CLSS provides interest subsidy on home loans for eligible households, effectively reducing EMI and encouraging ownership of formal housing, widely used under PMAY–Urban and similar programmes.

Land title regularisation is the process of granting legal recognition, occupancy rights or titles to residents of informal or encroached settlements, giving security and enabling access to formal services and finance, subject to planning considerations.

Land banking involves acquiring and holding land in advance of development, so that the public agency can guide future land use, supply serviced plots and capture land value increases for infrastructure financing.

Land assembly is the process of bringing together multiple small land parcels into a larger contiguous site needed for infrastructure, public facilities or redevelopment schemes, achieved through acquisition, pooling or negotiation mechanisms.

Rent control or rent regulation consists of legal limits on rent increases and eviction conditions to protect tenants, but if poorly designed, it may discourage investment and reduce formal rental supply, an important debate for planners.

Inclusionary housing obligation requires private residential projects above a certain size to set aside a percentage of units or floor area for affordable housing or contribute equivalent funds/land, as part of development control or negotiated agreements.

Shared ownership model allows households to buy a share of a dwelling (for example, 50%) while paying subsidised rent on the remaining share, with options to “staircase” up over time, improving access to ownership for low- and middle-income groups.

AD. High-yield Miscellaneous Exam Terms (T291–T300)

Mixed important concepts that frequently appear in objective and theory questions.

Non-conforming use is an existing land use or building that was legal when established but does not conform to current zoning regulations; it is often allowed to continue with restrictions or phased out over time by planning authorities.

FSI incentivisation or premium FAR allows additional floor area beyond base permissible levels in exchange for payment of premium, provision of public amenities or adherence to specific planning objectives like TOD or affordable housing.

Land use compatibility refers to the degree to which different uses can coexist without negative impacts—such as noise, pollution, traffic or privacy conflicts—guiding separation, buffering or mixing decisions in zoning and layout design.

Buffer zone is a strip of land kept free of incompatible development around environmentally sensitive areas (like water bodies) or polluting industries, to reduce risk, protect health and maintain environmental functions.

Street hierarchy is the classification of roads into categories like arterial, sub-arterial, collector and local streets, each with different roles, design standards and access/through-traffic functions within the urban transport network.

Urban land ceiling refers to legal limits placed on the amount of urban land an individual or entity could hold under earlier policies like the Urban Land Ceiling and Regulation Act, intended to prevent land hoarding and support equitable distribution, though often critiqued for implementation issues.

Floor plate efficiency is the ratio of usable or lettable area to the gross floor area of a building floor; high efficiency implies minimal space wasted in cores, circulation and services relative to usable space, relevant in commercial and high-rise projects.
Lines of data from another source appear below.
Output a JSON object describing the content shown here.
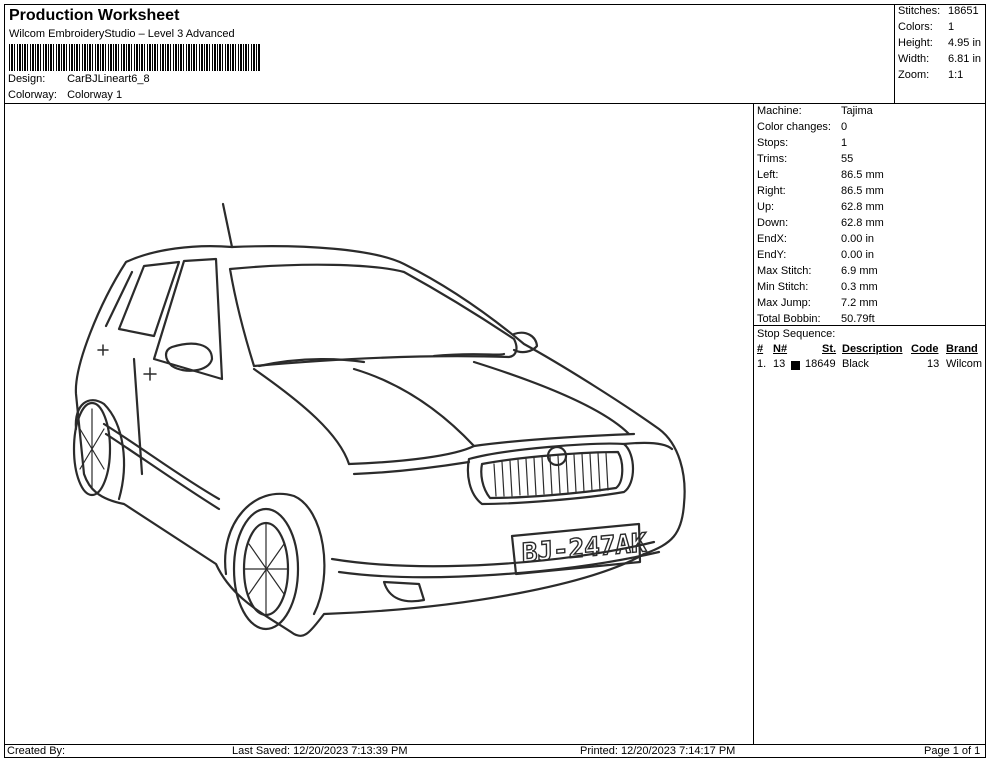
{
  "header": {
    "title": "Production Worksheet",
    "software": "Wilcom EmbroideryStudio – Level 3 Advanced",
    "design_label": "Design:",
    "design_value": "CarBJLineart6_8",
    "colorway_label": "Colorway:",
    "colorway_value": "Colorway 1"
  },
  "summary": {
    "stitches_label": "Stitches:",
    "stitches_value": "18651",
    "colors_label": "Colors:",
    "colors_value": "1",
    "height_label": "Height:",
    "height_value": "4.95 in",
    "width_label": "Width:",
    "width_value": "6.81 in",
    "zoom_label": "Zoom:",
    "zoom_value": "1:1"
  },
  "machine": {
    "rows": [
      {
        "k": "Machine:",
        "v": "Tajima"
      },
      {
        "k": "Color changes:",
        "v": "0"
      },
      {
        "k": "Stops:",
        "v": "1"
      },
      {
        "k": "Trims:",
        "v": "55"
      },
      {
        "k": "Left:",
        "v": "86.5 mm"
      },
      {
        "k": "Right:",
        "v": "86.5 mm"
      },
      {
        "k": "Up:",
        "v": "62.8 mm"
      },
      {
        "k": "Down:",
        "v": "62.8 mm"
      },
      {
        "k": "EndX:",
        "v": "0.00 in"
      },
      {
        "k": "EndY:",
        "v": "0.00 in"
      },
      {
        "k": "Max Stitch:",
        "v": "6.9 mm"
      },
      {
        "k": "Min Stitch:",
        "v": "0.3 mm"
      },
      {
        "k": "Max Jump:",
        "v": "7.2 mm"
      },
      {
        "k": "Total Bobbin:",
        "v": "50.79ft"
      }
    ]
  },
  "sequence": {
    "label": "Stop Sequence:",
    "headers": {
      "num": "#",
      "n": "N#",
      "st": "St.",
      "desc": "Description",
      "code": "Code",
      "brand": "Brand"
    },
    "rows": [
      {
        "num": "1.",
        "n": "13",
        "st": "18649",
        "desc": "Black",
        "code": "13",
        "brand": "Wilcom",
        "color": "#000000"
      }
    ]
  },
  "artwork": {
    "plate_text": "BJ-247AK",
    "line_color": "#2b2b2b"
  },
  "footer": {
    "created": "Created By:",
    "saved": "Last Saved: 12/20/2023 7:13:39 PM",
    "printed": "Printed: 12/20/2023 7:14:17 PM",
    "page": "Page 1 of 1"
  }
}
Impact fee is a one-time charge levied on new development projects to cover the additional burden they place on infrastructure and services, for example, roads, water or schools, linking development approvals with infrastructure capacity upgrades.

Statutory plan is legally binding, prepared under specific legislation with enforceable zoning and regulations, while perspective or indicative plan provides a strategic vision and guidance without direct legal enforceability, influencing but not replacing regulatory instruments.

Compliance monitoring is the ongoing process by which authorities verify that construction and land development occur according to sanctioned plans, bye-laws and conditions of approval, using inspections, GIS, remote sensing and digital permit systems to detect violations.